Kiangwe villagers in Lamu County are spending sleepless nights in search of freshwater…

We find over ten people carrying torches surrounding a shallow water well in Kiangwe village, Basuba location, Lamu County at 11 am and the first question we ask is why they have torches at day time?. This comes out automatically in a place where insecurity has been rearing its ugly head for some time. The answer we get surprises us even as it makes all of us sad. These community members have spent their night next to the only well with some water hoping to get even five liters to go use back home. They tell us that they walked for over two hours to reach here in search of this elusive yet important resource.

It’s a group of men and women who after traveling for over two hours spent the night next to the water well and by 11 am, the water that is dripping in the well can’t even fill two cups and yet there are over ten 20 liter water containers waiting in line. The determination on their faces tells a whole story for this is a community facing all kinds of odds ranging from insecurity, drought, illiteracy and now this scarcity of water.
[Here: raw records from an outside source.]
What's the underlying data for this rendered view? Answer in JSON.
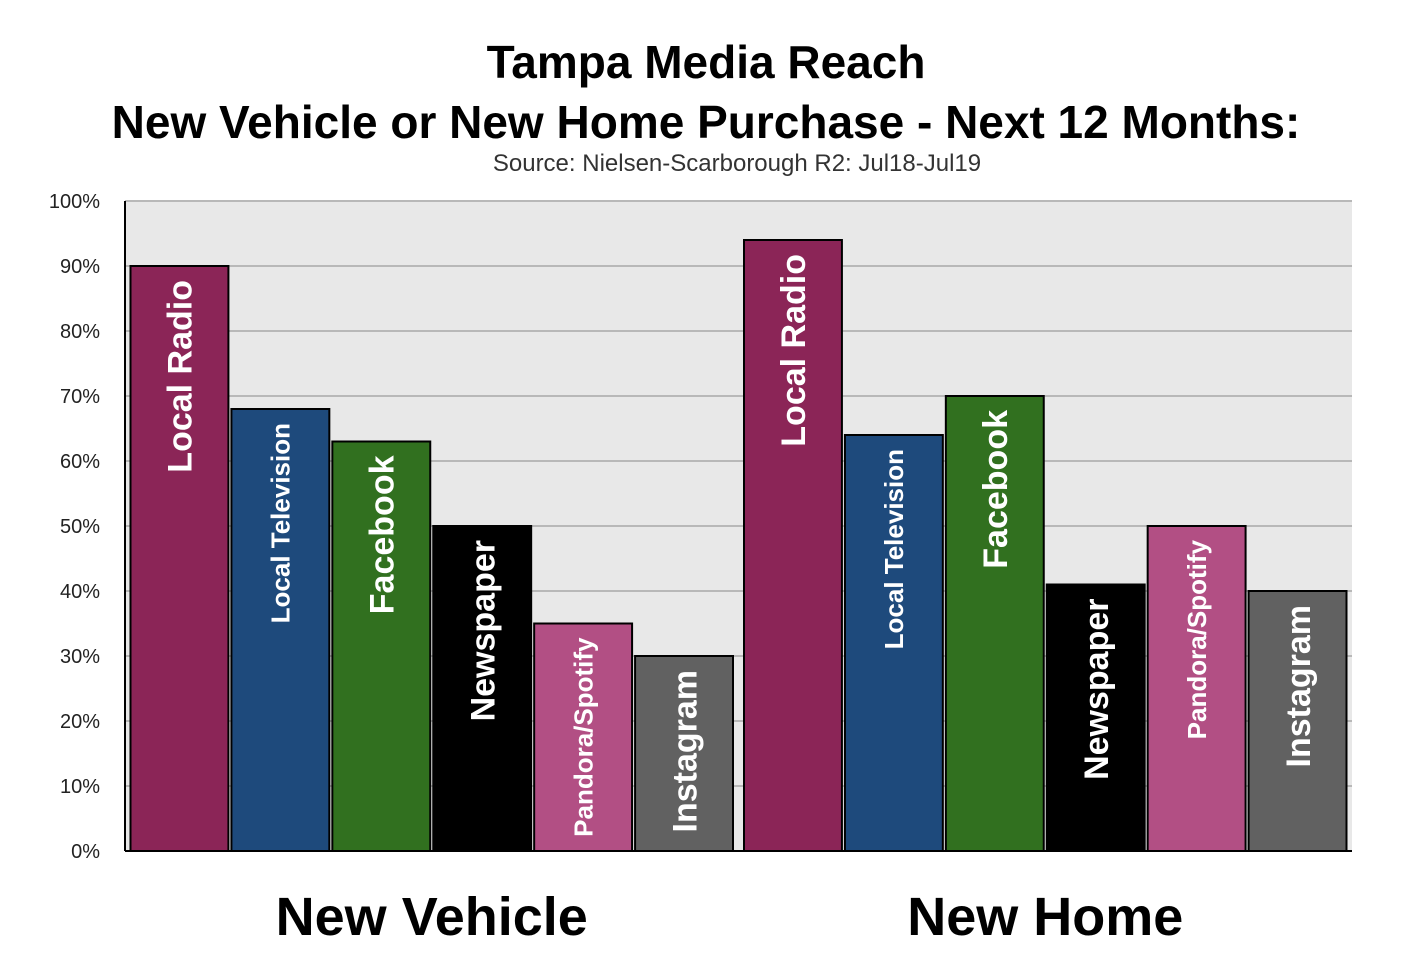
{
  "chart_data": {
    "type": "bar",
    "title": "Tampa Media Reach",
    "subtitle": "New Vehicle or New Home Purchase - Next 12 Months:",
    "source": "Source: Nielsen-Scarborough R2: Jul18-Jul19",
    "categories": [
      "New Vehicle",
      "New Home"
    ],
    "series": [
      {
        "name": "Local Radio",
        "color": "#8b2557",
        "values": [
          90,
          94
        ]
      },
      {
        "name": "Local Television",
        "color": "#1e4a7c",
        "values": [
          68,
          64
        ]
      },
      {
        "name": "Facebook",
        "color": "#31701f",
        "values": [
          63,
          70
        ]
      },
      {
        "name": "Newspaper",
        "color": "#000000",
        "values": [
          50,
          41
        ]
      },
      {
        "name": "Pandora/Spotify",
        "color": "#b24f84",
        "values": [
          35,
          50
        ]
      },
      {
        "name": "Instagram",
        "color": "#616161",
        "values": [
          30,
          40
        ]
      }
    ],
    "ylim": [
      0,
      100
    ],
    "yticks": [
      "0%",
      "10%",
      "20%",
      "30%",
      "40%",
      "50%",
      "60%",
      "70%",
      "80%",
      "90%",
      "100%"
    ],
    "grid": true,
    "plot_background": "#e8e8e8"
  }
}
They tell us that they had their last meal over 24 hours ago but can’t go back to the village without water for what will they use to prepare their food, what will they use to drink? How will they even take a bath?

Some of them tell us that even the wild animals are not spared and we are shown banana stems that have been ostensibly attacked by wild animals looking for fluids from the stem now that there is no water anywhere. The community members used to go look for natural wells in the forest in the past during such calamities but now that is not possible because due to insecurity their movements have been curtailed and they have to survive around the village with limited resources including the elusive water resource.

One of the team members ask whether they have informed the county government about their situation and we are told that while the county government have water boozers, the closest they have come is Basuba village which is over 6 hours away from Kiangwe. Somebody else asks why the boozer didn’t reach here and everybody goes quite before saying that while they don’t have the right answer, they hear it’s because the driver feared insecurity and therefore reached Basuba and went back.

Somebody else asks whether the community leaders like the Member of County Assembly (MCA) knows about this situation and whether they have responded and again there is silence before one of the community members say that most of the leaders ostensibly due to insecurity haven’t come to the village for over two years and literally they are on their own.

One person shouts that while the rest of the county is celebrating the culture festival in Lamu Island, they have been left on their own and don’t even have water to drink.

We cast our eyes to where we came from and see the mass of water in the sea and compare with the situation where community members don’t have water and we feel sad. How could it be that people who live next to the sea don’t have access to water? Somebody will say the water is salty but haven’t we heard of technology? The technology to desalinate the salty water and help this community have freshwater? How many people elsewhere would want to trade places with the Kiangwe community and be next to water mass? How many responsible leaders would be falling over themselves to invest in technology to help address the plight of this marginalized community?

How much can one marginalized community take? They don’t have titles to their land, their schools were closed due to insecurity, all the teachers ran away, they can’t move into the forest to go look for herbs and food due to insecurity, they can’t harvest their honey in the forest again because of insecurity, the only dispensary they had in Mangai was destroyed by Al-Shabaab, the young men are moving in droves going to the nearby towns in search of income leaving the old folk behind and the drought is taking its toll!

In this mix, you add water scarcity and the fact that family members are literally spending nights next to water wells hoping that they can get some for home use and you realize that as one person once said ‘things are elephant’.

One of things you can’t fault this community for is the fact that in spite of all these odds their resilience is up there and they tell the team that we can go ahead and strengthen their capacity on the drought resistant crops because as one of them says, their people who will survive this drought will need food and life has to go on.

We finish our mission, jump into the boat troubled with what we have seen and promise to do what we can to make sure that the county and national governments are informed of this plight only for our mood to be saddened when we reach Lamu and watching news we hear some ‘suspects’ bragging of how they used to ‘catwalk ’ with baskets and baskets of money from one place to another like groundnuts paying imaginary characters and wonder what did people like Awer do wrong that while they are struggling to get even a drop of water, some others are cat walking on one corner with money that would have come in handy in addressing the plight of people such as the Awer.